A favourite for the table was the ceramic bags of asparagus with a mousse and crispy bay shrimp at the bottom. This was full of delectable different textures and one diner described the shrimp as tasting like the best Chinese she’d ever had. The ceramic bags made it a fun, interactive way of eating and they came propped up in some fun volcanic style stone ridges.
I think everyone’s favourite (apart from our vegetarian diner!) was the valley venison with charcoal oil and fennel. The venison came as tartare and was so soft it melted in the mouth. The bizarre charcoal oil made it taste like it had been barbecued. It was such a good experience we are all now obsessed with creating our own charcoal oil! The fennel came as little caramelised spheres. I burst mine all over the venison and it added to the illusion that the meat was cooked. This was the course we were still talking about by Monday!
Our least favourite was the frozen lobster, which came as a granita. It wasn’t obvious that the flavour was lobster and for me it was a little gritty. It came with lots of different types of cucumber, which I tried despite my cumber aversion. An element we did approve of was the rat tails, which are edible pod radishes. They were extremely refreshing with a subtle spiciness.

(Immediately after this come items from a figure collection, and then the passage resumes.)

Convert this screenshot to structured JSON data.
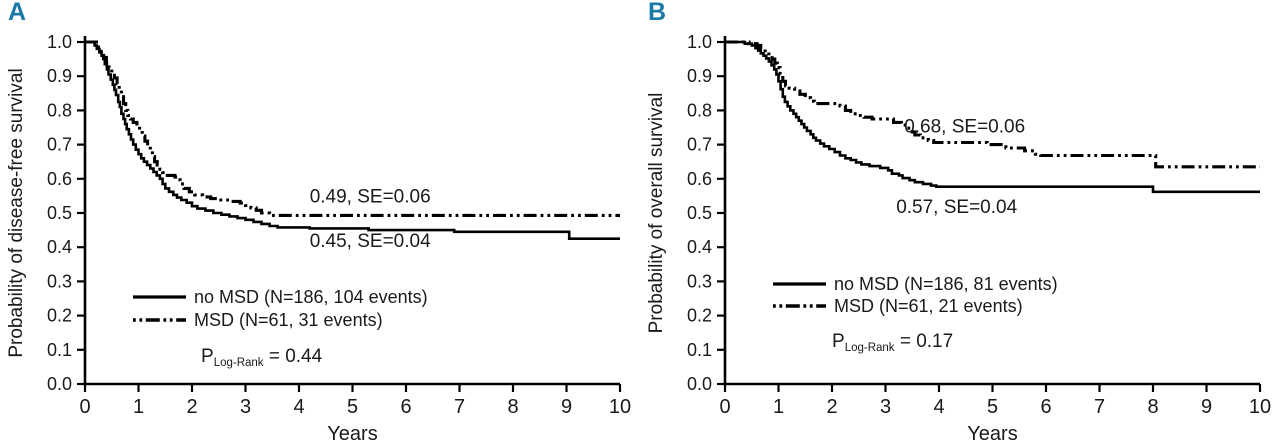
{
  "figure": {
    "label_color": "#1b79a8",
    "background": "#ffffff"
  },
  "chart_data": [
    {
      "type": "line",
      "subtype": "kaplan-meier-step",
      "panel_label": "A",
      "xlabel": "Years",
      "ylabel": "Probability of disease-free survival",
      "xlim": [
        0,
        10
      ],
      "ylim": [
        0.0,
        1.0
      ],
      "x_ticks": [
        "0",
        "1",
        "2",
        "3",
        "4",
        "5",
        "6",
        "7",
        "8",
        "9",
        "10"
      ],
      "y_ticks": [
        "0.0",
        "0.1",
        "0.2",
        "0.3",
        "0.4",
        "0.5",
        "0.6",
        "0.7",
        "0.8",
        "0.9",
        "1.0"
      ],
      "grid": false,
      "legend_position": "inside-lower-left",
      "series": [
        {
          "name": "no MSD (N=186, 104 events)",
          "line_style": "solid",
          "color": "#000000",
          "final_value": "0.45, SE=0.04",
          "points": [
            [
              0,
              1.0
            ],
            [
              0.13,
              1.0
            ],
            [
              0.18,
              0.99
            ],
            [
              0.22,
              0.98
            ],
            [
              0.27,
              0.97
            ],
            [
              0.31,
              0.96
            ],
            [
              0.34,
              0.95
            ],
            [
              0.37,
              0.935
            ],
            [
              0.41,
              0.92
            ],
            [
              0.44,
              0.905
            ],
            [
              0.48,
              0.89
            ],
            [
              0.52,
              0.875
            ],
            [
              0.55,
              0.86
            ],
            [
              0.58,
              0.845
            ],
            [
              0.62,
              0.825
            ],
            [
              0.65,
              0.81
            ],
            [
              0.68,
              0.79
            ],
            [
              0.72,
              0.775
            ],
            [
              0.75,
              0.76
            ],
            [
              0.78,
              0.745
            ],
            [
              0.82,
              0.73
            ],
            [
              0.86,
              0.715
            ],
            [
              0.9,
              0.7
            ],
            [
              0.95,
              0.685
            ],
            [
              1.0,
              0.672
            ],
            [
              1.05,
              0.66
            ],
            [
              1.1,
              0.65
            ],
            [
              1.16,
              0.64
            ],
            [
              1.22,
              0.63
            ],
            [
              1.28,
              0.62
            ],
            [
              1.34,
              0.61
            ],
            [
              1.4,
              0.6
            ],
            [
              1.45,
              0.585
            ],
            [
              1.5,
              0.572
            ],
            [
              1.57,
              0.562
            ],
            [
              1.65,
              0.553
            ],
            [
              1.72,
              0.545
            ],
            [
              1.8,
              0.538
            ],
            [
              1.9,
              0.53
            ],
            [
              2.0,
              0.52
            ],
            [
              2.1,
              0.513
            ],
            [
              2.25,
              0.507
            ],
            [
              2.4,
              0.5
            ],
            [
              2.55,
              0.495
            ],
            [
              2.7,
              0.49
            ],
            [
              2.85,
              0.485
            ],
            [
              3.0,
              0.48
            ],
            [
              3.15,
              0.474
            ],
            [
              3.3,
              0.468
            ],
            [
              3.45,
              0.462
            ],
            [
              3.6,
              0.458
            ],
            [
              4.2,
              0.455
            ],
            [
              5.3,
              0.45
            ],
            [
              6.9,
              0.445
            ],
            [
              9.05,
              0.425
            ],
            [
              10,
              0.425
            ]
          ]
        },
        {
          "name": "MSD (N=61, 31 events)",
          "line_style": "dash-dot-dot",
          "color": "#000000",
          "final_value": "0.49, SE=0.06",
          "points": [
            [
              0,
              1.0
            ],
            [
              0.2,
              1.0
            ],
            [
              0.25,
              0.985
            ],
            [
              0.3,
              0.97
            ],
            [
              0.35,
              0.955
            ],
            [
              0.4,
              0.94
            ],
            [
              0.45,
              0.925
            ],
            [
              0.5,
              0.91
            ],
            [
              0.55,
              0.895
            ],
            [
              0.6,
              0.878
            ],
            [
              0.64,
              0.86
            ],
            [
              0.68,
              0.84
            ],
            [
              0.72,
              0.82
            ],
            [
              0.76,
              0.8
            ],
            [
              0.8,
              0.785
            ],
            [
              0.85,
              0.775
            ],
            [
              0.9,
              0.765
            ],
            [
              0.97,
              0.755
            ],
            [
              1.02,
              0.74
            ],
            [
              1.07,
              0.725
            ],
            [
              1.12,
              0.71
            ],
            [
              1.17,
              0.695
            ],
            [
              1.22,
              0.68
            ],
            [
              1.26,
              0.665
            ],
            [
              1.3,
              0.65
            ],
            [
              1.35,
              0.64
            ],
            [
              1.4,
              0.628
            ],
            [
              1.45,
              0.618
            ],
            [
              1.5,
              0.61
            ],
            [
              1.68,
              0.605
            ],
            [
              1.73,
              0.597
            ],
            [
              1.78,
              0.585
            ],
            [
              1.85,
              0.572
            ],
            [
              1.95,
              0.562
            ],
            [
              2.05,
              0.553
            ],
            [
              2.2,
              0.547
            ],
            [
              2.35,
              0.542
            ],
            [
              2.5,
              0.538
            ],
            [
              2.7,
              0.534
            ],
            [
              2.9,
              0.529
            ],
            [
              3.0,
              0.522
            ],
            [
              3.1,
              0.515
            ],
            [
              3.2,
              0.508
            ],
            [
              3.3,
              0.5
            ],
            [
              3.45,
              0.493
            ],
            [
              10,
              0.493
            ]
          ]
        }
      ],
      "annotations": [
        {
          "text": "0.49, SE=0.06",
          "x": 4.2,
          "y": 0.53
        },
        {
          "text": "0.45, SE=0.04",
          "x": 4.2,
          "y": 0.4
        }
      ],
      "p_label": {
        "prefix": "P",
        "subscript": "Log-Rank",
        "rest": "= 0.44"
      }
    },
    {
      "type": "line",
      "subtype": "kaplan-meier-step",
      "panel_label": "B",
      "xlabel": "Years",
      "ylabel": "Probability of overall survival",
      "xlim": [
        0,
        10
      ],
      "ylim": [
        0.0,
        1.0
      ],
      "x_ticks": [
        "0",
        "1",
        "2",
        "3",
        "4",
        "5",
        "6",
        "7",
        "8",
        "9",
        "10"
      ],
      "y_ticks": [
        "0.0",
        "0.1",
        "0.2",
        "0.3",
        "0.4",
        "0.5",
        "0.6",
        "0.7",
        "0.8",
        "0.9",
        "1.0"
      ],
      "grid": false,
      "legend_position": "inside-lower-left",
      "series": [
        {
          "name": "no MSD (N=186, 81 events)",
          "line_style": "solid",
          "color": "#000000",
          "final_value": "0.57, SE=0.04",
          "points": [
            [
              0,
              1.0
            ],
            [
              0.3,
              1.0
            ],
            [
              0.37,
              0.995
            ],
            [
              0.5,
              0.99
            ],
            [
              0.57,
              0.982
            ],
            [
              0.62,
              0.975
            ],
            [
              0.67,
              0.967
            ],
            [
              0.72,
              0.96
            ],
            [
              0.77,
              0.952
            ],
            [
              0.82,
              0.943
            ],
            [
              0.87,
              0.932
            ],
            [
              0.92,
              0.92
            ],
            [
              0.96,
              0.905
            ],
            [
              1.0,
              0.885
            ],
            [
              1.04,
              0.862
            ],
            [
              1.08,
              0.84
            ],
            [
              1.12,
              0.825
            ],
            [
              1.17,
              0.812
            ],
            [
              1.22,
              0.8
            ],
            [
              1.28,
              0.79
            ],
            [
              1.33,
              0.78
            ],
            [
              1.38,
              0.77
            ],
            [
              1.43,
              0.76
            ],
            [
              1.48,
              0.75
            ],
            [
              1.53,
              0.74
            ],
            [
              1.6,
              0.73
            ],
            [
              1.65,
              0.72
            ],
            [
              1.7,
              0.712
            ],
            [
              1.78,
              0.703
            ],
            [
              1.85,
              0.695
            ],
            [
              1.95,
              0.687
            ],
            [
              2.05,
              0.678
            ],
            [
              2.15,
              0.668
            ],
            [
              2.25,
              0.66
            ],
            [
              2.35,
              0.655
            ],
            [
              2.45,
              0.648
            ],
            [
              2.55,
              0.642
            ],
            [
              2.7,
              0.637
            ],
            [
              2.9,
              0.632
            ],
            [
              3.05,
              0.625
            ],
            [
              3.12,
              0.615
            ],
            [
              3.25,
              0.61
            ],
            [
              3.32,
              0.602
            ],
            [
              3.45,
              0.596
            ],
            [
              3.55,
              0.59
            ],
            [
              3.7,
              0.585
            ],
            [
              3.85,
              0.58
            ],
            [
              3.95,
              0.577
            ],
            [
              7.95,
              0.577
            ],
            [
              8.0,
              0.562
            ],
            [
              10,
              0.562
            ]
          ]
        },
        {
          "name": "MSD (N=61, 21 events)",
          "line_style": "dash-dot-dot",
          "color": "#000000",
          "final_value": "0.68, SE=0.06",
          "points": [
            [
              0,
              1.0
            ],
            [
              0.4,
              1.0
            ],
            [
              0.45,
              0.995
            ],
            [
              0.6,
              0.99
            ],
            [
              0.67,
              0.98
            ],
            [
              0.75,
              0.97
            ],
            [
              0.82,
              0.96
            ],
            [
              0.88,
              0.95
            ],
            [
              0.93,
              0.938
            ],
            [
              0.98,
              0.925
            ],
            [
              1.03,
              0.905
            ],
            [
              1.08,
              0.885
            ],
            [
              1.13,
              0.872
            ],
            [
              1.2,
              0.865
            ],
            [
              1.3,
              0.857
            ],
            [
              1.4,
              0.847
            ],
            [
              1.5,
              0.837
            ],
            [
              1.6,
              0.827
            ],
            [
              1.67,
              0.82
            ],
            [
              2.1,
              0.82
            ],
            [
              2.15,
              0.813
            ],
            [
              2.25,
              0.8
            ],
            [
              2.35,
              0.79
            ],
            [
              2.5,
              0.785
            ],
            [
              2.6,
              0.78
            ],
            [
              2.75,
              0.775
            ],
            [
              3.1,
              0.775
            ],
            [
              3.15,
              0.765
            ],
            [
              3.3,
              0.757
            ],
            [
              3.4,
              0.748
            ],
            [
              3.5,
              0.737
            ],
            [
              3.55,
              0.728
            ],
            [
              3.65,
              0.72
            ],
            [
              3.8,
              0.712
            ],
            [
              3.9,
              0.706
            ],
            [
              4.85,
              0.706
            ],
            [
              4.9,
              0.7
            ],
            [
              5.25,
              0.69
            ],
            [
              5.6,
              0.682
            ],
            [
              5.8,
              0.672
            ],
            [
              5.9,
              0.668
            ],
            [
              8.0,
              0.668
            ],
            [
              8.05,
              0.635
            ],
            [
              10,
              0.635
            ]
          ]
        }
      ],
      "annotations": [
        {
          "text": "0.68, SE=0.06",
          "x": 3.35,
          "y": 0.735
        },
        {
          "text": "0.57, SE=0.04",
          "x": 3.2,
          "y": 0.5
        }
      ],
      "p_label": {
        "prefix": "P",
        "subscript": "Log-Rank",
        "rest": "= 0.17"
      }
    }
  ]
}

Overall the dish was a bit wet and bizarre for us – however we could still see it as innovative and it got us talking. Not everyone is going to be pleased with every course when there is more than 12 of them on offer! At least I can now say that I’ve tried lobster granita.
For dessert we had not one, not two but three treats on offer. The palate cleanser was an exciting chamomile sorbet with celery. It was light and cooling after so many strong flavours. Next up was cherries with meadowsweet and a fennel and apple granita. This worked well as it was a well-balanced concotion of sweet, sour, crumbly, soft and some iciness. The meadowsweet came mixed with yoghurt and had marshmallow qualities – it was yummy! Our final dessert offering was small pieces of spicy gingerbread with iced watermint. Again, an unusual combination but one which worked very well. It came in little pots that had wobbly bottoms! I could have easily eaten 10, had I not just eaten 12 other courses!

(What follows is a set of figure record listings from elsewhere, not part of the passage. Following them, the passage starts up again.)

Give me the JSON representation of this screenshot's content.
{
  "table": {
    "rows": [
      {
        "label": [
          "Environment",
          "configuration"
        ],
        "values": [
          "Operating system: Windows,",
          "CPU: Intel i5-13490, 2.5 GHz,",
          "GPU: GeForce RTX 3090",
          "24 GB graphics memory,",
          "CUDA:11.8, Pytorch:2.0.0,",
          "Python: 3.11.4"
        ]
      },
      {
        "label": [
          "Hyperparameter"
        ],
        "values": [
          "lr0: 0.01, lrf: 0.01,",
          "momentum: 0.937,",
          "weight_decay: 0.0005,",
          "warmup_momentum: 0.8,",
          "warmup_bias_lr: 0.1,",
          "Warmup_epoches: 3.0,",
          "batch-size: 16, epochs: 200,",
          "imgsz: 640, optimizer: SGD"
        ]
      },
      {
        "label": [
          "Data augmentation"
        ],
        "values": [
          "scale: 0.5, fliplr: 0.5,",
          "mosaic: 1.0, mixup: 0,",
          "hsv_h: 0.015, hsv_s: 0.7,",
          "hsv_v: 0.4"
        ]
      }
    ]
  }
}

Thinking back on the meal it is amazing that each course came out with such huge attention to detail and with its own identity. As a diner it is easy to take all the food for granted, especially when so many courses are coming out. The menu is extremely good value for money as the obvious skill and passion that goes into the food is priceless. It is also very well pitched in terms of different flavours and ingredients. Plus I didn’t leave having stuffed myself too far, nor did I feel hungry. Perhaps this is the future of dining – being able to appreciate individual flavours and ingredients in small but many portions?
If I had one criticism it was for our wine. We had pre-arranged a wine package to match our food. This was about 5 or 6 different wines served over the course of the evening. Our sommelier was obviously very busy and barely had time to pour our wine let alone explain what it was or why it had been selected. That aside, the wine was plentiful and all very enjoyable so it’s just a small gripe. Another small issue was that we, as naive townies, had not ordered a taxi back to our holiday home early enough and so were faced with a 2 hour wait in Cartmel (til 1am!) before being driven back the 5 miles. I don’t think there is even anything to do in Cartmel til 1am! Luckily a local friend came and got us and diverted the crisis. If you’re planning a trip to L’Enclume then do book your taxi asap or stay in one of their on site bedrooms.
So is it all worth the hype? In a word, yes! I’m already planning my next trip back, or even a trip to Rogans where you can sample the full Great British Menu meal! L’Enclume is truly exciting, innovative, British and great value for money, hooray!